From 2002 to 2012, the Collection mounted a series of exhibits that explored in depth a wide range of themes, several of them coordinated with conferences and other events being held at Yale: METRON and Mesopotamia (2002), Man & Beast in Mesopotamia (2002), Love in Mesopotamia (2004), Mayhem in Mesopotamia (2005), Magic in Mesopotamia (2006), Madness in Mesopotamia (2007), Justice in Mesopotamia (2007), Birds in Babylonia (2008), School Days in Sumer (2009), Treasures of the Yale Babylonian Collection (2009), From Nineveh to New Haven (2009), and Monarchs in Mesopotamia (2012).

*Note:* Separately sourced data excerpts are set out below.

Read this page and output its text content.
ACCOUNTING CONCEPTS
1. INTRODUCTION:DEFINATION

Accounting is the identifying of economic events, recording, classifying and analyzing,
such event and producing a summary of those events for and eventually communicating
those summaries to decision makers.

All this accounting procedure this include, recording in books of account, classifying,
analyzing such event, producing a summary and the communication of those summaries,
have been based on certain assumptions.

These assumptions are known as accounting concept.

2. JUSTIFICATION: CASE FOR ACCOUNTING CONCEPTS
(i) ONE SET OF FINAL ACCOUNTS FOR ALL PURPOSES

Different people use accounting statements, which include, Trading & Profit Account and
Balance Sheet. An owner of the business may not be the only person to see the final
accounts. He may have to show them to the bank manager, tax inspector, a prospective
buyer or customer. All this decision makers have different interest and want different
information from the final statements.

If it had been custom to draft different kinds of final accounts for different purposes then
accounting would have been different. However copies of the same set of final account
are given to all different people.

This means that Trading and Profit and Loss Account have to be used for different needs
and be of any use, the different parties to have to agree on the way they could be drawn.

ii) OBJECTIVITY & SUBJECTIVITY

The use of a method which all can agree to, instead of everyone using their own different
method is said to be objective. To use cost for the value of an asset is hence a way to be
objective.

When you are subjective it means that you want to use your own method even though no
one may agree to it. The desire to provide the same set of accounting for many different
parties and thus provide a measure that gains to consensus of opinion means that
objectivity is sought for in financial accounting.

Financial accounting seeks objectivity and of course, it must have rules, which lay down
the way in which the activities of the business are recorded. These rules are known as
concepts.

Museums in North America and Europe regularly ask to borrow the Collection’s tablets and objects to include in exhibitions. Recent loan requests have come from the Metropolitan Museum of Art, the Morgan Library, the Institute for the Study of the Ancient World, the Oriental Institute, the Caixaforum in Madrid and Barcelona, and the Palazzo delle Esposizioni, Rome, among other institutions. In 2013, a cast of one of the tablets in the Collection was sent for display at the National Museum in Muscat, Oman, and a photographic exhibit was created for the American Consulate in Basra, Iraq. The Collection was the major lender to “A World in Miniature: Creation, Cosmos, Ecology on Seals from Biblical Times,” curated in 2016 by the Lynn H. Wood Archaeological Museum, Southern Adventist University. 

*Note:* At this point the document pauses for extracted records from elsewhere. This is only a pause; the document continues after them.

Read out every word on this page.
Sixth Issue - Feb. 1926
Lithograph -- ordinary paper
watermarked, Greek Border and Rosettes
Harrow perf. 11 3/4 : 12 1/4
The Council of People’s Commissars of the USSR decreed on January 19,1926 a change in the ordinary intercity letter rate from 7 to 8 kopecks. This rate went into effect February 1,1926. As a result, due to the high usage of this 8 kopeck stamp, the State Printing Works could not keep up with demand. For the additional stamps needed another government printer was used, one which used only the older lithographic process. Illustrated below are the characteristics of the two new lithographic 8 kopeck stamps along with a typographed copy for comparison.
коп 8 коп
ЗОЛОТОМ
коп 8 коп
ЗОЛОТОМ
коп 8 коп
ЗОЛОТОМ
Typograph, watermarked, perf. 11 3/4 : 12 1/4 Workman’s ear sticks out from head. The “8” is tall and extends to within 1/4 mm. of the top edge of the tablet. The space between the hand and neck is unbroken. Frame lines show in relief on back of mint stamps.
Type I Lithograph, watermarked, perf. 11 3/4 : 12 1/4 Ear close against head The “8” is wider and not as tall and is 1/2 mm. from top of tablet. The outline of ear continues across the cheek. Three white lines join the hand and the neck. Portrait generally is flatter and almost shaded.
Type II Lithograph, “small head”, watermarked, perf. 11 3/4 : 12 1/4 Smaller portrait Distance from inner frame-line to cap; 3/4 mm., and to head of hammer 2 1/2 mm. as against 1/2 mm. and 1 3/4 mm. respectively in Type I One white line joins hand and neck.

On 20 November 2012, “The Last Pictures,” an archival disk containing 100 photographs representing human history, was launched into space, where it is orbiting Earth on the communications satellite EchoStar XVI. The Babylonian Collection is honored that one of its tablets, a mathematical text, was included in the project, which was created and directed by the artist Trevor Paglen.

On the occasion of the United Nations Global Colloquium of University Presidents, held at Yale in April 2016 on the theme of cultural heritage preservation, the Babylonian Collection organized West Campus exhibits on Preserving Cultural Heritage in the Cradle of Civilization, tablet conservation, cast study, digital imaging, and the Cuneiform Commentaries Project.

A Collection tablet (MLC 1880) was featured in the 2016 Yale Peabody Museum meteorite exhibit, “From the Moon to the Earth: Northwest Africa 5000.” 

“The Traveler’s Eye: Archaeological Wanderings in the Near East,” an exhibition curated by Daphne Martin, Yale College class of 2019, opened in April 2017 in the YBC corridor cases.